For President Trump, the businessman-cum-politician, that China came away with a trade surplus with the U.S. of $366-billion in 2015 represents an urgent issue to be addressed as soon as possible. Unlike addressing domestic legislation, this one will take a little bit of time, and it is entirely doubtful whether it will be met with any degree of success. But there's a showdown in the near future, one that already has Beijing growling about Taiwan's status with a new American administration that will view it as sovereign.

Americans themselves hardly know how to parse their new president's chummy view of Russia and its redoubtable strongman. Clearly Mr. Trump and Mr. Putin share some personal characteristics. In appraising one another they find much in common and perhaps some manner of accommodation will eventually present itself, melting the frosty atmosphere that has prevailed to date. How President Trump will address President Putin's pugnacity and the Kremlin's Ukraine adventure will be interesting, much less NATO's presence in the Baltic states.

As for President Trump's casual critique of German Chancellor Angela Merkel as a world leader whose ill-advised comforting of millions of Muslim refugees fleeing conflict in Syria, and millions more seeking haven from poverty in Africa, along with his sneering dismissal of the European Union, and his prediction relating to its imminent collapse as other dissatisfied members join Great Britain in its Brexit move, his frank appraisals certainly cannot be much appreciated by their recipients.

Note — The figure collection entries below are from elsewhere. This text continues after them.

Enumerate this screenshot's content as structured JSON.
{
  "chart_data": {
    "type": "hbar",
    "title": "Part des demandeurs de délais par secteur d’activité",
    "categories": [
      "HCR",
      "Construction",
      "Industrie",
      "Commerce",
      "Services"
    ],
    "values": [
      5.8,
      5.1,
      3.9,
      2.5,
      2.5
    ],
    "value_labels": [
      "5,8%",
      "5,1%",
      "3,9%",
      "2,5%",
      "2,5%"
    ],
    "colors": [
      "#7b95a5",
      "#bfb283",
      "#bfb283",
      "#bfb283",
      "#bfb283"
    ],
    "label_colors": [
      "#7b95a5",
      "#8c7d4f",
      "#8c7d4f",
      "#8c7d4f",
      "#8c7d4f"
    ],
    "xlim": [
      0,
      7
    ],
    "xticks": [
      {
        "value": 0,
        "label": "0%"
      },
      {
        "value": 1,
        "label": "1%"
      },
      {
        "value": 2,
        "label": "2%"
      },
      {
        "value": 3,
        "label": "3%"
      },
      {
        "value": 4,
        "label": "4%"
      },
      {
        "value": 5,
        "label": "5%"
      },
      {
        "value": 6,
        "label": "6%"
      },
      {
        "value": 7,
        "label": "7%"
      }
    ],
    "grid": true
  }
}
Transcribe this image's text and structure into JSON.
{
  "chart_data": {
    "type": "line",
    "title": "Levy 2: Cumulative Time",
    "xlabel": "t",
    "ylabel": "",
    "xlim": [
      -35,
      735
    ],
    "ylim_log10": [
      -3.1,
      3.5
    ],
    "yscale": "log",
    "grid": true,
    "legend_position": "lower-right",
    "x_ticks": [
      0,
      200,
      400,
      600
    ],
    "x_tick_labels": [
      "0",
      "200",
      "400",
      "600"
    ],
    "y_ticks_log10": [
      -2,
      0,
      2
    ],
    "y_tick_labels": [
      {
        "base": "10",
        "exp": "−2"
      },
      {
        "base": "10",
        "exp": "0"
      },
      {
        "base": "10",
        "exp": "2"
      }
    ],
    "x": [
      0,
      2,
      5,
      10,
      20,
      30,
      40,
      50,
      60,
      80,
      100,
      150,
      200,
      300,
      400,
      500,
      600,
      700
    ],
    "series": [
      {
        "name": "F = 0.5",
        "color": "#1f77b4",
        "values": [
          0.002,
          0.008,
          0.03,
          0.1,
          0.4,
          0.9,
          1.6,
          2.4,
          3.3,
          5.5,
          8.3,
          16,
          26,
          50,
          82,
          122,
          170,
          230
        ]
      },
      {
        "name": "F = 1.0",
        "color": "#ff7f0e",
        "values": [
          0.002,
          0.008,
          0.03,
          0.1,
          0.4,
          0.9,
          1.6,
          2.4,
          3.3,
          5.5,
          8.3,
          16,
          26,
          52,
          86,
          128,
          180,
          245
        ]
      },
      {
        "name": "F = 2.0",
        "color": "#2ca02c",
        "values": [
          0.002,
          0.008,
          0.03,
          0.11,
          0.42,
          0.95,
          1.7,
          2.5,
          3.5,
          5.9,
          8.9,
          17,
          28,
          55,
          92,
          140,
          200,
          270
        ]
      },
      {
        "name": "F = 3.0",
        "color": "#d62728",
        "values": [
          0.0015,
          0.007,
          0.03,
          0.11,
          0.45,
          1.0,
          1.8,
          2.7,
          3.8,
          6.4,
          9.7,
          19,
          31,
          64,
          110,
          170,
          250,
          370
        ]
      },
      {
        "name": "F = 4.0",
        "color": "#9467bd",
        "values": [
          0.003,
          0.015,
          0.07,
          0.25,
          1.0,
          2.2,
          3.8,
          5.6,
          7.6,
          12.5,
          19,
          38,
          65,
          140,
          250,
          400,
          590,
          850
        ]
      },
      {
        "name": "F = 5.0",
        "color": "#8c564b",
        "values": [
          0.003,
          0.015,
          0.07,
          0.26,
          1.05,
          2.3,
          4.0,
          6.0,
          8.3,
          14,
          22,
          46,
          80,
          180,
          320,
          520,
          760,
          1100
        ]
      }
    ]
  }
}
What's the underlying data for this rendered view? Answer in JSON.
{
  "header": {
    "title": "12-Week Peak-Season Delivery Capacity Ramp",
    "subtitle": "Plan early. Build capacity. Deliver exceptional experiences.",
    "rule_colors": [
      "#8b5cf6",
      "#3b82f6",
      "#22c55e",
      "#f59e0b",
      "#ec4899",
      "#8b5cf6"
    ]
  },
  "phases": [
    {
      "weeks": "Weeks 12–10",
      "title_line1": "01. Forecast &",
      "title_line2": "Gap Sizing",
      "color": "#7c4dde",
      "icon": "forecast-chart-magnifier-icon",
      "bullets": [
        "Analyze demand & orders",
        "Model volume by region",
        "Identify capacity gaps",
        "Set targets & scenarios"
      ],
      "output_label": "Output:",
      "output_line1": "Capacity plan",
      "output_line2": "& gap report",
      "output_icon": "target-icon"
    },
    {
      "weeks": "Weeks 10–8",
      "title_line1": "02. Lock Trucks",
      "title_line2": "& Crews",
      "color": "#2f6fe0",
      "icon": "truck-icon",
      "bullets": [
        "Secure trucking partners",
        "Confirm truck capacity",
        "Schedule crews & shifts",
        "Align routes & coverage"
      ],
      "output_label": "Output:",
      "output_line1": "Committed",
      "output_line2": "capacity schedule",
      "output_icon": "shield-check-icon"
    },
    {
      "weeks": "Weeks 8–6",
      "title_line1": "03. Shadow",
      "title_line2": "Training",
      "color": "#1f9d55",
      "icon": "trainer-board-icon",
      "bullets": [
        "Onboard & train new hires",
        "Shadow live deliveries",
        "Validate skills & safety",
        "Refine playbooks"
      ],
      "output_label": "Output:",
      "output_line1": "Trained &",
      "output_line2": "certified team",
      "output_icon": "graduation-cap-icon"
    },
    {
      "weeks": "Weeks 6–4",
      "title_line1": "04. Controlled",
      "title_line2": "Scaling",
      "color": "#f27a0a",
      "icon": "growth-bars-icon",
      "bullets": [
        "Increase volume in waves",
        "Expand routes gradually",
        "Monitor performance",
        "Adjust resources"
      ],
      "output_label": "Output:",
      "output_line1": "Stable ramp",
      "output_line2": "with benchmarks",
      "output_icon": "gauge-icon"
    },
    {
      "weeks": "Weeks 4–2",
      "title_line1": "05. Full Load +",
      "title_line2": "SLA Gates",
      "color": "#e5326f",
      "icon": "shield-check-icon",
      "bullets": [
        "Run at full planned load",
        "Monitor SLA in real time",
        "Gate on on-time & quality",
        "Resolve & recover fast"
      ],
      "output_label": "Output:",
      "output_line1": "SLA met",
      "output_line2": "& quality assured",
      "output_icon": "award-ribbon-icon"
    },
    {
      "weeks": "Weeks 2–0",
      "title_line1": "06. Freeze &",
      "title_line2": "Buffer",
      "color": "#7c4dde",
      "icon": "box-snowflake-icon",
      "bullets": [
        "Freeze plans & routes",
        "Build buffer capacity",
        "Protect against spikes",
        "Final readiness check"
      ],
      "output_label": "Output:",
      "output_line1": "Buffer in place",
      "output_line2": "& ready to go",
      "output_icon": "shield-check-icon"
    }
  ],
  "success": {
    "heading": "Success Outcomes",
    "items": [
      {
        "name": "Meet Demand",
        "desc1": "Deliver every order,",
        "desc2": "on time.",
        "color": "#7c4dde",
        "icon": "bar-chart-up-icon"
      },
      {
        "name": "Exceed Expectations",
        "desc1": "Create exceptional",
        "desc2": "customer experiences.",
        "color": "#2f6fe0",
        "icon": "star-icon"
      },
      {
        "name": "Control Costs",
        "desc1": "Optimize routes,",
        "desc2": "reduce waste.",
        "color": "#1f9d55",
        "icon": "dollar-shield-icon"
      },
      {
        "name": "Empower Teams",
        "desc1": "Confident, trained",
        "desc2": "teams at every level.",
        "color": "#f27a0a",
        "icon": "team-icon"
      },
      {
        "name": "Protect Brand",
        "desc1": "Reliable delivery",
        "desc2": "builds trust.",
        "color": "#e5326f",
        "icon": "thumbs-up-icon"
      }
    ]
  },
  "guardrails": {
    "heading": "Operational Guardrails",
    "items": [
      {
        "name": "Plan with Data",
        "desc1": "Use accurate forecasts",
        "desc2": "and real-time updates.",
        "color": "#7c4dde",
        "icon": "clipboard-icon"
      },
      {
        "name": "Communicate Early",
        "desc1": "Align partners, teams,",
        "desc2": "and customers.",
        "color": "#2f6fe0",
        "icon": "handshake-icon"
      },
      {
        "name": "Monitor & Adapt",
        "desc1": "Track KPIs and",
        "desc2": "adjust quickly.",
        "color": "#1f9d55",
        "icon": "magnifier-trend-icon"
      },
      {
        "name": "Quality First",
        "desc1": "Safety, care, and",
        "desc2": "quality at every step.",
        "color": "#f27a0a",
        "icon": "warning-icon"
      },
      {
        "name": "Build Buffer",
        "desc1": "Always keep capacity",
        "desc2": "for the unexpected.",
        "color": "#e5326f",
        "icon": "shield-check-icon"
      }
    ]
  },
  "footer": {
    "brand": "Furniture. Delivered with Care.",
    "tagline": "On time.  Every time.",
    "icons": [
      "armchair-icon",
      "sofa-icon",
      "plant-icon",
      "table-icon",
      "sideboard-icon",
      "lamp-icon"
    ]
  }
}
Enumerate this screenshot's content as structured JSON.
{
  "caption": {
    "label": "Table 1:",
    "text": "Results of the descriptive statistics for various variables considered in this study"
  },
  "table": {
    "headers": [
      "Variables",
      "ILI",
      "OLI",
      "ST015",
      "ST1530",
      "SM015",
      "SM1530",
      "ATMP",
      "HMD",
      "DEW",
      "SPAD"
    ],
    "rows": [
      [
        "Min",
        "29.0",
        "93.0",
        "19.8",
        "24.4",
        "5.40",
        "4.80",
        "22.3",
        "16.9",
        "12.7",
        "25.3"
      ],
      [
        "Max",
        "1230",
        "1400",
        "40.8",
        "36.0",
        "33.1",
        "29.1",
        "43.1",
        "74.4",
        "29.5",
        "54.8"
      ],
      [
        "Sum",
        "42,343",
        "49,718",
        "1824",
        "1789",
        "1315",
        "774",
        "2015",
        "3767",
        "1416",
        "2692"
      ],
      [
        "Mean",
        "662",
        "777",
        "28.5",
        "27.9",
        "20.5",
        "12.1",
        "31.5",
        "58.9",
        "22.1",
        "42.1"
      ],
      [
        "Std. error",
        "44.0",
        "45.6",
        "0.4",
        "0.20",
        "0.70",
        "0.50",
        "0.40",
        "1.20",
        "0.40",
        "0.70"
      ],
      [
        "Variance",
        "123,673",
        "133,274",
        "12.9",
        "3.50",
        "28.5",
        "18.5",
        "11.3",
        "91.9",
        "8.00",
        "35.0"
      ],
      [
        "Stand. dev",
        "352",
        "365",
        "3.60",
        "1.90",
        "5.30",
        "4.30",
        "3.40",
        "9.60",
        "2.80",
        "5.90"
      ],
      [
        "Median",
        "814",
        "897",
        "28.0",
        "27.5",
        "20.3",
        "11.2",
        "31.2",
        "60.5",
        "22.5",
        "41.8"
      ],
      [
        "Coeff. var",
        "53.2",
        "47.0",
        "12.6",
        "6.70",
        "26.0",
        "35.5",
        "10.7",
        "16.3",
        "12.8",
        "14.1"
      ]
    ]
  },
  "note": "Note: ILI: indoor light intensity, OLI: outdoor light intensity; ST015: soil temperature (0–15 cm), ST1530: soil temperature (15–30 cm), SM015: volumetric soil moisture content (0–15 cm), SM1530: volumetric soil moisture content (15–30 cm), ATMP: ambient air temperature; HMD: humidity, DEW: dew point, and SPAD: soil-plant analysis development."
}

Americans themselves cannot quite seem to believe what they have wrought. On Inauguration Friday, according to Dan Stessel of the Regional transportation office in Washington, the Metro logged just over 470,000 trips using the rail system. Disturbingly, hugely so, regional transportation officials on Sunday noted that 1,001,616 trips were logged, on the day of the mass protests in Washington where women and their supporters from across the United States rallied to protest the social reversals their new president is embarking upon.